The “best” known result from my understanding is a tautology: For every integer n >= 2 the conjecture is true for more than half of the isomorphism classes of lattices having n elements. It is tautologic, since for any lattice not fulfilling the conjecture the conjecture is obviously fulfilled by the dual lattice – having the reverse partial ordering -, and since for any n there are lattices isomorphic with their dual lattice.

There’s one mathematical disease that I am missing here: (video) compression!

Just Google “Jan Sloot” to see what I mean.

Here is another MD : The Rota Basis conjecture : in a vector space of dimension at n. Given n basis : write one per line. Can you reorder each line ( in itself) so that in each of the n column you have a basis too? Case n = 3 is ok but messy . n = 4 too messy for me. There is also some matroid formulation with some partial reduction to equivalent conjecture ( Timothy Chow ..)

Have you seen a direct proof of n=4 or 5? Do you have a reference?

No I do not have seen proof, it seems doable by computer using brute force for n=4 ?

This can’t be the correct formulation, since the rows are a basis iff the columns are a basis…

It doesn’t really fit your definition, but the quest to define higher categories in a “correct” way is very similar to an MD.

Anyone who knows a bit of category theory has exactly the reactions you described when faced with the question of how to generalize a category to an n-category.

This is even worse than a regular MD because it has no real “solution”.

I think at last count there are probably about 5 different definitions of n-category and/or infinity category which people are working with.

This has also sprouted an industry of comparison between the different models, usually vis a vis model category structures.
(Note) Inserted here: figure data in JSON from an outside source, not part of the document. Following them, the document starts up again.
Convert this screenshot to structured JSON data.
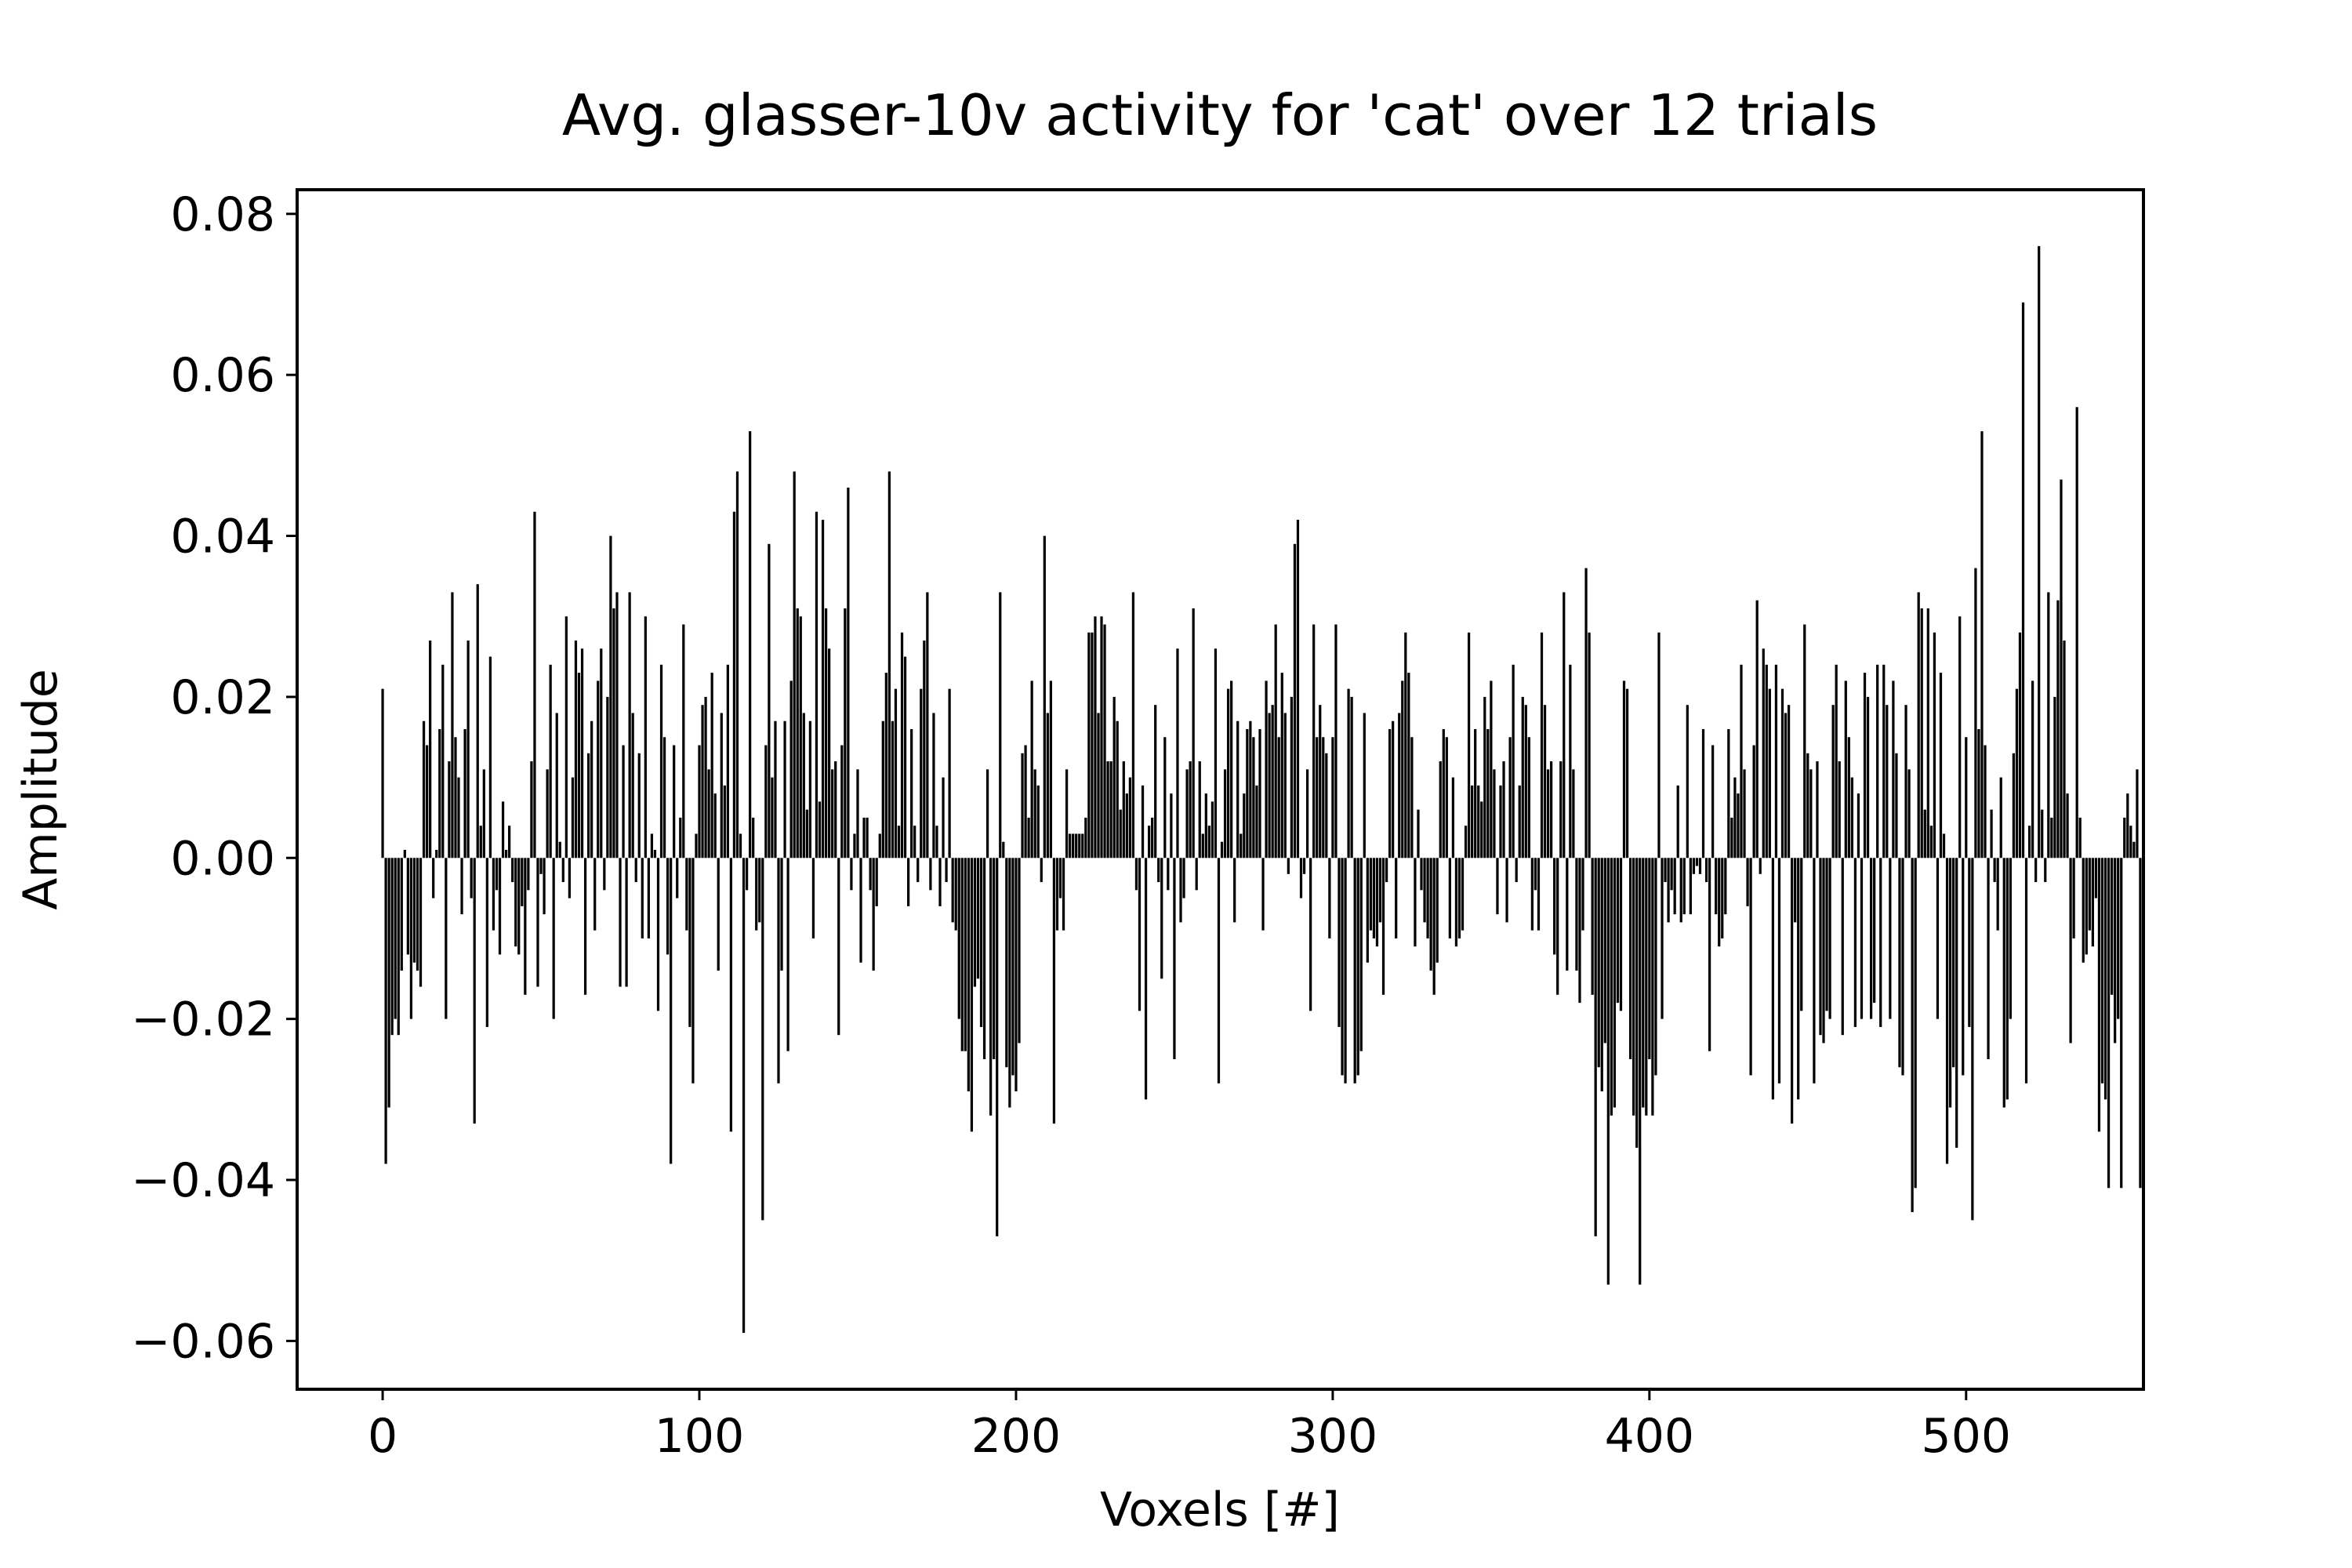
{
  "chart_data": {
    "type": "bar",
    "title": "Avg. glasser-10v activity for 'cat' over 12 trials",
    "xlabel": "Voxels [#]",
    "ylabel": "Amplitude",
    "xlim": [
      -27,
      556
    ],
    "ylim": [
      -0.066,
      0.083
    ],
    "xticks": [
      0,
      100,
      200,
      300,
      400,
      500
    ],
    "xtick_labels": [
      "0",
      "100",
      "200",
      "300",
      "400",
      "500"
    ],
    "yticks": [
      -0.06,
      -0.04,
      -0.02,
      0.0,
      0.02,
      0.04,
      0.06,
      0.08
    ],
    "ytick_labels": [
      "−0.06",
      "−0.04",
      "−0.02",
      "0.00",
      "0.02",
      "0.04",
      "0.06",
      "0.08"
    ],
    "grid": false,
    "bar_color": "#000000",
    "x_start": 0,
    "x_step": 1,
    "values": [
      0.021,
      -0.038,
      -0.031,
      -0.022,
      -0.02,
      -0.022,
      -0.014,
      0.001,
      -0.012,
      -0.02,
      -0.013,
      -0.014,
      -0.016,
      0.017,
      0.014,
      0.027,
      -0.005,
      0.001,
      0.016,
      0.024,
      -0.02,
      0.012,
      0.033,
      0.015,
      0.01,
      -0.007,
      0.016,
      0.027,
      -0.005,
      -0.033,
      0.034,
      0.004,
      0.011,
      -0.021,
      0.025,
      -0.009,
      -0.004,
      -0.012,
      0.007,
      0.001,
      0.004,
      -0.003,
      -0.011,
      -0.012,
      -0.006,
      -0.017,
      -0.004,
      0.012,
      0.043,
      -0.016,
      -0.002,
      -0.007,
      0.011,
      0.024,
      -0.02,
      0.018,
      0.002,
      -0.003,
      0.03,
      -0.005,
      0.01,
      0.027,
      0.023,
      0.026,
      -0.017,
      0.013,
      0.017,
      -0.009,
      0.022,
      0.026,
      -0.004,
      0.02,
      0.04,
      0.031,
      0.033,
      -0.016,
      0.014,
      -0.016,
      0.033,
      0.018,
      -0.003,
      0.013,
      -0.01,
      0.03,
      -0.01,
      0.003,
      0.001,
      -0.019,
      0.024,
      0.015,
      -0.012,
      -0.038,
      0.014,
      -0.005,
      0.005,
      0.029,
      -0.009,
      -0.021,
      -0.028,
      0.003,
      0.014,
      0.019,
      0.02,
      0.011,
      0.023,
      0.008,
      -0.014,
      0.018,
      0.009,
      0.024,
      -0.034,
      0.043,
      0.048,
      0.003,
      -0.059,
      -0.004,
      0.053,
      0.005,
      -0.009,
      -0.008,
      -0.045,
      0.014,
      0.039,
      0.01,
      0.017,
      -0.028,
      -0.014,
      0.017,
      -0.024,
      0.022,
      0.048,
      0.031,
      0.03,
      0.018,
      0.006,
      0.017,
      -0.01,
      0.043,
      0.007,
      0.042,
      0.031,
      0.026,
      0.011,
      0.012,
      -0.022,
      0.014,
      0.031,
      0.046,
      -0.004,
      0.003,
      0.011,
      -0.013,
      0.005,
      0.005,
      -0.004,
      -0.014,
      -0.006,
      0.003,
      0.017,
      0.023,
      0.048,
      0.017,
      0.021,
      0.004,
      0.028,
      0.025,
      -0.006,
      0.016,
      0.004,
      -0.003,
      0.021,
      0.027,
      0.033,
      -0.004,
      0.018,
      0.004,
      -0.006,
      0.01,
      -0.003,
      0.021,
      -0.008,
      -0.009,
      -0.02,
      -0.024,
      -0.024,
      -0.029,
      -0.034,
      -0.016,
      -0.015,
      -0.021,
      -0.025,
      0.011,
      -0.032,
      -0.025,
      -0.047,
      0.033,
      0.002,
      -0.026,
      -0.031,
      -0.027,
      -0.029,
      -0.023,
      0.013,
      0.014,
      0.005,
      0.022,
      0.011,
      0.009,
      -0.003,
      0.04,
      0.018,
      0.022,
      -0.033,
      -0.009,
      -0.005,
      -0.009,
      0.011,
      0.003,
      0.003,
      0.003,
      0.003,
      0.003,
      0.005,
      0.028,
      0.028,
      0.03,
      0.018,
      0.03,
      0.029,
      0.012,
      0.012,
      0.02,
      0.017,
      0.006,
      0.012,
      0.008,
      0.01,
      0.033,
      -0.004,
      -0.019,
      0.009,
      -0.03,
      0.004,
      0.005,
      0.019,
      -0.003,
      -0.015,
      0.015,
      -0.004,
      0.008,
      -0.025,
      0.026,
      -0.008,
      -0.005,
      0.011,
      0.012,
      0.031,
      -0.004,
      0.012,
      0.003,
      0.008,
      0.004,
      0.007,
      0.026,
      -0.028,
      0.002,
      0.011,
      0.021,
      0.022,
      -0.008,
      0.017,
      0.003,
      0.008,
      0.016,
      0.017,
      0.015,
      0.009,
      0.016,
      -0.009,
      0.022,
      0.018,
      0.019,
      0.029,
      0.015,
      0.023,
      0.018,
      -0.002,
      0.02,
      0.039,
      0.042,
      -0.005,
      -0.002,
      0.011,
      -0.019,
      0.029,
      0.015,
      0.019,
      0.015,
      0.013,
      -0.01,
      0.015,
      0.029,
      -0.021,
      -0.027,
      -0.028,
      0.021,
      0.02,
      -0.028,
      -0.027,
      -0.024,
      0.018,
      -0.013,
      -0.009,
      -0.01,
      -0.011,
      -0.008,
      -0.017,
      -0.003,
      0.016,
      0.017,
      -0.01,
      0.018,
      0.022,
      0.028,
      0.023,
      0.015,
      -0.011,
      0.006,
      -0.004,
      -0.008,
      -0.01,
      -0.014,
      -0.017,
      -0.013,
      0.012,
      0.016,
      0.015,
      -0.01,
      0.01,
      -0.011,
      -0.01,
      -0.009,
      0.004,
      0.028,
      0.009,
      0.016,
      0.009,
      0.007,
      0.02,
      0.016,
      0.022,
      0.011,
      -0.007,
      0.009,
      0.012,
      -0.008,
      0.015,
      0.024,
      -0.003,
      0.009,
      0.02,
      0.019,
      0.015,
      -0.009,
      -0.004,
      -0.009,
      0.028,
      0.019,
      0.011,
      0.012,
      -0.012,
      -0.017,
      0.012,
      0.033,
      -0.014,
      0.024,
      0.011,
      -0.014,
      -0.018,
      -0.009,
      0.036,
      0.028,
      -0.017,
      -0.047,
      -0.026,
      -0.029,
      -0.023,
      -0.053,
      -0.032,
      -0.031,
      -0.018,
      -0.019,
      0.022,
      0.021,
      -0.025,
      -0.032,
      -0.036,
      -0.053,
      -0.031,
      -0.032,
      -0.025,
      -0.032,
      -0.027,
      0.028,
      -0.02,
      -0.003,
      -0.008,
      -0.004,
      -0.007,
      0.009,
      -0.008,
      -0.007,
      0.019,
      -0.007,
      -0.002,
      -0.001,
      -0.002,
      0.016,
      -0.003,
      -0.024,
      0.014,
      -0.007,
      -0.011,
      -0.01,
      -0.007,
      0.016,
      0.005,
      0.01,
      0.008,
      0.024,
      0.011,
      -0.006,
      -0.027,
      0.014,
      0.032,
      -0.002,
      0.026,
      0.024,
      0.021,
      -0.03,
      0.024,
      -0.028,
      0.021,
      0.018,
      0.019,
      -0.033,
      -0.008,
      -0.03,
      -0.019,
      0.029,
      0.013,
      0.011,
      -0.028,
      0.012,
      -0.022,
      -0.023,
      -0.019,
      -0.02,
      0.019,
      0.024,
      0.012,
      -0.022,
      0.022,
      0.015,
      0.01,
      -0.021,
      0.008,
      -0.02,
      0.023,
      0.02,
      -0.02,
      -0.018,
      0.024,
      -0.021,
      0.024,
      0.019,
      -0.02,
      0.022,
      0.013,
      -0.026,
      -0.027,
      0.019,
      0.011,
      -0.044,
      -0.041,
      0.033,
      0.031,
      0.006,
      0.031,
      0.004,
      0.028,
      -0.02,
      0.023,
      0.003,
      -0.038,
      -0.031,
      -0.026,
      -0.036,
      0.03,
      -0.027,
      0.015,
      -0.021,
      -0.045,
      0.036,
      0.016,
      0.053,
      0.014,
      -0.025,
      0.006,
      -0.003,
      -0.009,
      0.01,
      -0.031,
      -0.03,
      -0.02,
      0.013,
      0.021,
      0.028,
      0.069,
      -0.028,
      0.004,
      0.022,
      -0.003,
      0.076,
      0.006,
      -0.003,
      0.033,
      0.005,
      0.02,
      0.032,
      0.047,
      0.027,
      0.008,
      -0.023,
      -0.01,
      0.056,
      0.005,
      -0.013,
      -0.012,
      -0.009,
      -0.011,
      -0.005,
      -0.034,
      -0.028,
      -0.03,
      -0.041,
      -0.017,
      -0.023,
      -0.02,
      -0.041,
      0.005,
      0.008,
      0.004,
      0.002,
      0.011,
      -0.041
    ]
  }
}
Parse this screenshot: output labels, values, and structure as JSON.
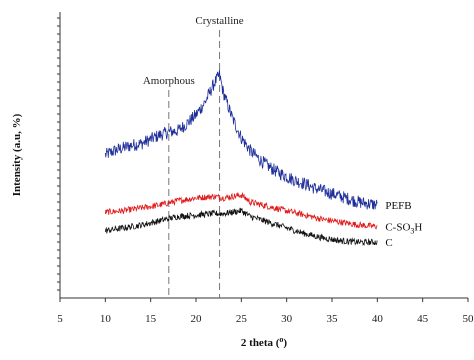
{
  "chart_data": {
    "type": "line",
    "xlabel": "2 theta (",
    "xlabel_sup": "o",
    "xlabel_end": ")",
    "ylabel": "Intensity (a.u, %)",
    "xlim": [
      5,
      50
    ],
    "x_ticks": [
      "5",
      "10",
      "15",
      "20",
      "25",
      "30",
      "35",
      "40",
      "45",
      "50"
    ],
    "grid": false,
    "legend": "labels at right end of each series",
    "annotations": [
      {
        "text": "Amorphous",
        "x": 17
      },
      {
        "text": "Crystalline",
        "x": 22.6
      }
    ],
    "series": [
      {
        "name": "PEFB",
        "color": "#1f2f9a",
        "x": [
          10,
          11,
          12,
          13,
          14,
          15,
          16,
          17,
          18,
          19,
          20,
          21,
          22,
          22.6,
          23,
          24,
          25,
          26,
          27,
          28,
          29,
          30,
          31,
          32,
          33,
          34,
          35,
          36,
          37,
          38,
          39,
          40
        ],
        "y": [
          50,
          51.5,
          52.5,
          53.5,
          54,
          55.5,
          57,
          58,
          58.5,
          61,
          64,
          68.5,
          75,
          78,
          72,
          63,
          56,
          51.5,
          48.5,
          46,
          44,
          42.5,
          41,
          40,
          38.5,
          37.5,
          36.5,
          35.5,
          34.5,
          33.5,
          33,
          32.5
        ],
        "noise": 4.5
      },
      {
        "name": "C-SO3H",
        "label_main": "C-SO",
        "label_sub": "3",
        "label_end": "H",
        "color": "#e01b1b",
        "x": [
          10,
          12,
          14,
          16,
          18,
          20,
          22,
          23,
          24,
          25,
          26,
          28,
          30,
          32,
          34,
          36,
          38,
          40
        ],
        "y": [
          30,
          30.5,
          31.5,
          32.5,
          34,
          35,
          35.5,
          35,
          35.5,
          36,
          33.5,
          32,
          30.5,
          29,
          27.5,
          26.5,
          25.5,
          25
        ],
        "noise": 2.2
      },
      {
        "name": "C",
        "color": "#111111",
        "x": [
          10,
          12,
          14,
          16,
          18,
          20,
          22,
          23,
          24,
          25,
          26,
          28,
          30,
          32,
          34,
          36,
          38,
          40
        ],
        "y": [
          23.5,
          24.5,
          25.5,
          27,
          28.5,
          29,
          29.5,
          29.5,
          30,
          30.5,
          28.5,
          26.5,
          24.5,
          22.5,
          21,
          20,
          19.5,
          19.5
        ],
        "noise": 2.2
      }
    ]
  }
}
Kind of silly when you think of it since a model category structure is only defined on a usual category, so of course people are also trying to extend the notion of model category, and the complications are endless.

It seems that I said the same thing as

http://en.wikipedia.org/wiki/Rota%27s_basis_conjecture

Collatz conjecture = cocaine

Let c(n) be the number of steps to convert n to 1 using the Collatz rules. I just noticed that c(5) = 5. Are there any other number n such that c(n) = n? Or is there a simple explanation as to why only 5?